Shah NT, Barroilhet L, Berkowitz RS, Goldstein DP, Horowitz N. A cost analysis of first-line chemotherapy for low-risk gestational trophoblastic neoplasia. J Reprod Med. 2012;57 (5-6) :211-8.Abstract
OBJECTIVE: To determine the optimal approach to first-line treatment for low-risk gestational trophoblastic neoplasia (GTN) using a cost analysis of 3 commonly used regimens. STUDY DESIGN: A decision tree of the 3 most commonly used first-line low-risk GTN treatment strategies was created, accounting for toxicities, response rates and need for second- or third-line therapy. These strategies included 8-day methotrexate (MTX)/folinic acid, weekly MTX, and pulsed actinomycin-D (act-D). Response rates, average number of cycles needed for remission, and toxicities were determined by review of the literature. Costs of each strategy were examined from a societal perspective, including the direct total treatment costs as well as the indirect lost labor production costs from work absences. Sensitivity analysis on these costs was performed using both deterministic and probabilistic cost-minimization models with the aid of decision tree software (TreeAge Pro 2011, TreeAge Inc., Williamstown, Massachusetts). RESULTS: We found that 8-day MTX/folinic acid is the least expensive to society, followed by pulsed act-D ($4,867 vs. $6,111 average societal cost per cure, respectively), with act-D becoming more favorable only with act-D per-cycle cost <$231, or response rate to first-line therapy > 99%. Weekly MTX is the most expensive first-line treatment strategy to society ($9,089 average cost per cure), despite being least expensive to administer per cycle, based on lower first-line response rate. Absolute societal cost of each strategy is driven by the probability of needing expensive third-line multiagent chemotherapy, however relative cost differences are robust to sensitivity analysis over the reported range of cycle number and response rate for all therapies. CONCLUSION: Based on similar efficacy and lower societal cost, we recommend 8-day MTX/folinic acid for first-line treatment of low-risk GTN.
2011
Shah NT, Wright KN, Jonsdottir GM, Jorgensen S, Einarsson JI, Muto MG. The Feasibility of Societal Cost Equivalence between Robotic Hysterectomy and Alternate Hysterectomy Methods for Endometrial Cancer. Obstet Gynecol Int. 2011;2011 :570464.Abstract
Objectives.

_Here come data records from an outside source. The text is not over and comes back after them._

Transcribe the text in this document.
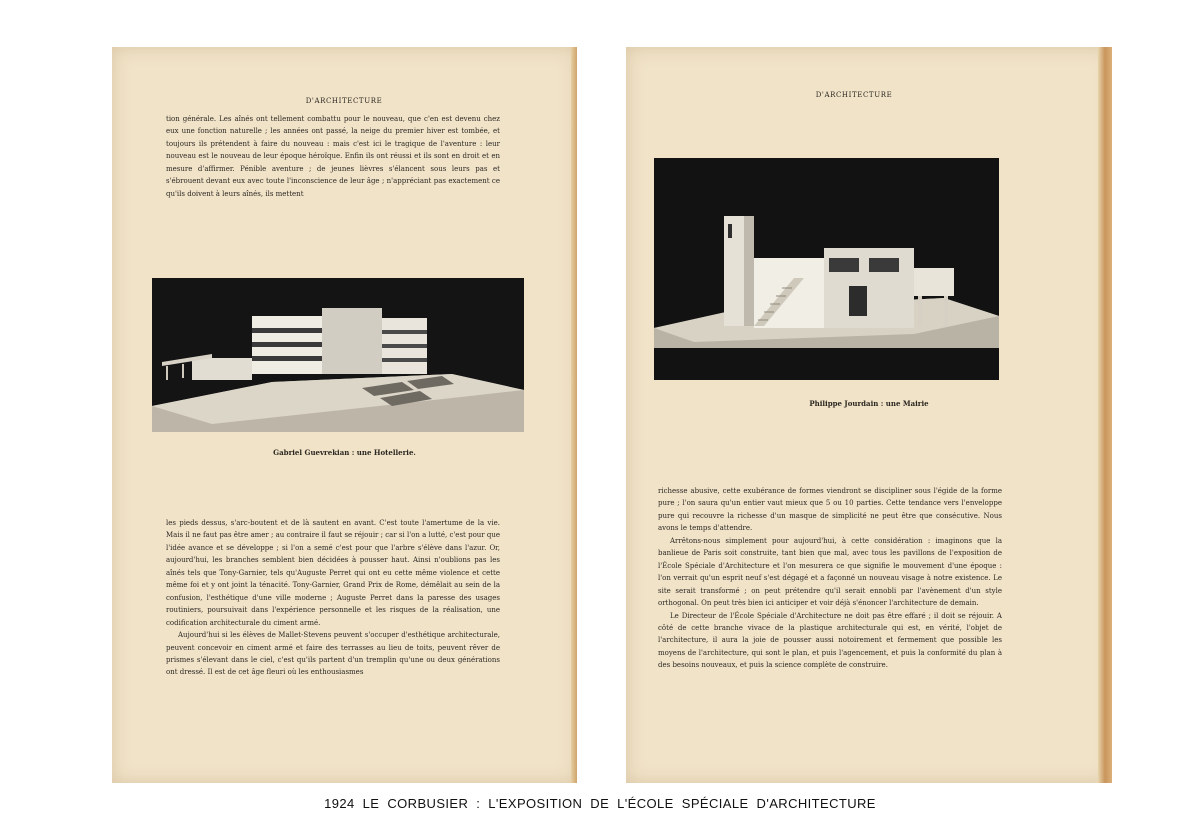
D'ARCHITECTURE

tion générale. Les aînés ont tellement combattu pour le nouveau, que c'en est devenu chez eux une fonction naturelle ; les années ont passé, la neige du premier hiver est tombée, et toujours ils prétendent à faire du nouveau : mais c'est ici le tragique de l'aventure : leur nouveau est le nouveau de leur époque héroïque. Enfin ils ont réussi et ils sont en droit et en mesure d'affirmer. Pénible aventure ; de jeunes lièvres s'élancent sous leurs pas et s'ébrouent devant eux avec toute l'inconscience de leur âge ; n'appréciant pas exactement ce qu'ils doivent à leurs aînés, ils mettent

Gabriel Guevrekian : une Hotellerie.

les pieds dessus, s'arc-boutent et de là sautent en avant. C'est toute l'amertume de la vie. Mais il ne faut pas être amer ; au contraire il faut se réjouir ; car si l'on a lutté, c'est pour que l'idée avance et se développe ; si l'on a semé c'est pour que l'arbre s'élève dans l'azur. Or, aujourd'hui, les branches semblent bien décidées à pousser haut. Ainsi n'oublions pas les aînés tels que Tony-Garnier, tels qu'Auguste Perret qui ont eu cette même violence et cette même foi et y ont joint la ténacité. Tony-Garnier, Grand Prix de Rome, démêlait au sein de la confusion, l'esthétique d'une ville moderne ; Auguste Perret dans la paresse des usages routiniers, poursuivait dans l'expérience personnelle et les risques de la réalisation, une codification architecturale du ciment armé.

Aujourd'hui si les élèves de Mallet-Stevens peuvent s'occuper d'esthétique architecturale, peuvent concevoir en ciment armé et faire des terrasses au lieu de toits, peuvent rêver de prismes s'élevant dans le ciel, c'est qu'ils partent d'un tremplin qu'une ou deux générations ont dressé. Il est de cet âge fleuri où les enthousiasmes

D'ARCHITECTURE
Philippe Jourdain : une Mairie

richesse abusive, cette exubérance de formes viendront se discipliner sous l'égide de la forme pure ; l'on saura qu'un entier vaut mieux que 5 ou 10 parties. Cette tendance vers l'enveloppe pure qui recouvre la richesse d'un masque de simplicité ne peut être que consécutive. Nous avons le temps d'attendre.

Arrêtons-nous simplement pour aujourd'hui, à cette considération : imaginons que la banlieue de Paris soit construite, tant bien que mal, avec tous les pavillons de l'exposition de l'École Spéciale d'Architecture et l'on mesurera ce que signifie le mouvement d'une époque : l'on verrait qu'un esprit neuf s'est dégagé et a façonné un nouveau visage à notre existence. Le site serait transformé ; on peut prétendre qu'il serait ennobli par l'avènement d'un style orthogonal. On peut très bien ici anticiper et voir déjà s'énoncer l'architecture de demain.

Le Directeur de l'École Spéciale d'Architecture ne doit pas être effaré ; il doit se réjouir. A côté de cette branche vivace de la plastique architecturale qui est, en vérité, l'objet de l'architecture, il aura la joie de pousser aussi notoirement et fermement que possible les moyens de l'architecture, qui sont le plan, et puis l'agencement, et puis la conformité du plan à des besoins nouveaux, et puis la science complète de construire.

1924 LE CORBUSIER : L'EXPOSITION DE L'ÉCOLE SPÉCIALE D'ARCHITECTURE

We assess whether it is feasible for robotic hysterectomy for endometrial cancer to be less expensive to society than traditional laparoscopic hysterectomy or abdominal hysterectomy. Methods. We performed a retrospective cohort analysis of patient characteristics, operative times, complications, and hospital charges from all (n = 234) endometrial cancer patients who underwent hysterectomy in 2009 at our hospital. Per patient costs of each hysterectomy method were examined from the societal perspective. Sensitivity analysis and Monte Carlo simulation were performed using a cost-minimization model. Results. 40 (17.1%) of hysterectomies for endometrial cancer were robotic, 91 (38.9%), were abdominal, and 103 (44.0%) were laparoscopic. 96.3% of the variation in operative cost between patients was predicted by operative time (R = 0.963, P < 0.01). Mean operative time for robotic hysterectomy was significantly longer than other methods (P < 0.01). Abdominal hysterectomy was consistently the most expensive while the traditional laparoscopic approach was consistently least expensive. The threshold in operative time that makes robotic hysterectomy cost equivalent to the abdominal approach is within the range of our experience. Conclusion. It is feasible for robotic hysterectomy to be less expensive than abdominal hysterectomy, but unlikely for robotic hysterectomy to be less expensive than traditional laparoscopy.